When he comes up, breathing harshly, every muscle is hard and flexed with need, taut from his denial.

I moan. “I want the whipped cream on you.”

He kisses me. For a whole minute, his hands holding the back of my head, his mouth slow and leisurely savoring as he ducks his head over mine and sucks and nips and tastes, curling my toes.

Everything falls away.

I kiss him back, hungry, so very hungry for him always. I kiss him with my heart, my lips, with my mind, my hands on his shoulders, my soul.

“I agreed to wait until the wedding.” His eyes twinkle with a devil’s glint, but his jaw sets determinedly. “I hope you’ll be ready for me.”


I can’t sleep. I’m anxious, excited. The wedding day feels so close now that Sin’s home.

I nudge him in bed during the night, and he lifts a brow. “Hmm.”

“Are you asleep?”

He rolls to his stomach and shoves his arm under his pillow, groaning. “Not anymore.”

“You’re jet-lagged. Go back to sleep. Sorry.”

“Why are you not sleeping?”

“The invitations came in.”

He looks at me as I steal away for a second, pull out the invitation, and show him the intertwined M and R, then the wording inside.

“Perfect,” he says.

I smile and set it on the nightstand. “Do you think guests will keep a lid on it? Once the invites are out?”

He lifts his head and squints. Then drags a hand down his face. “No.” He pulls me close. “We’ve got security anyway. No cameras, no press, no access, no anything.”

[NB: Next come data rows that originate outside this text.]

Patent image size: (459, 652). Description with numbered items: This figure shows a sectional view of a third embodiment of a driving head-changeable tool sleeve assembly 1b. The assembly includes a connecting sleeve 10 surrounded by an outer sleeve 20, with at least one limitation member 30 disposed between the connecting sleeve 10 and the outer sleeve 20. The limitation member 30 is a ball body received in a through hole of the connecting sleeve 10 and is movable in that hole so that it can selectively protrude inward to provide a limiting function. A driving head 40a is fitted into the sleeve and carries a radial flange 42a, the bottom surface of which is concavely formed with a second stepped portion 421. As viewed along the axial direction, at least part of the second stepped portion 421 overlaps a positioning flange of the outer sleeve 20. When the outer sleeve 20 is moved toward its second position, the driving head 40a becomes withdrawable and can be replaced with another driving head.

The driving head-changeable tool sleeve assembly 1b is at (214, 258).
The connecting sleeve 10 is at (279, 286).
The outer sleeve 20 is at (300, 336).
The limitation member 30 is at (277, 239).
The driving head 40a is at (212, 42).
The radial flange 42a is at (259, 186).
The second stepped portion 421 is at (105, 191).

“We can’t stop them from speculating. Can we?” It’s a waste of effort and energy to even try.

“No. We can’t.” He signals to my smartphone on the nightstand. “Whatever is in there . . . stays in there. Not here.” He taps my brain. “Or here.” He taps my heart. “All right?”

I nod.

“Go back to bed; you’re jet-lagged.” I slip my shoulder under his head and run my hands through his hair.

He turns and exhales near my neck. He kisses my forehead. Tightens his hold. “God, I missed you.”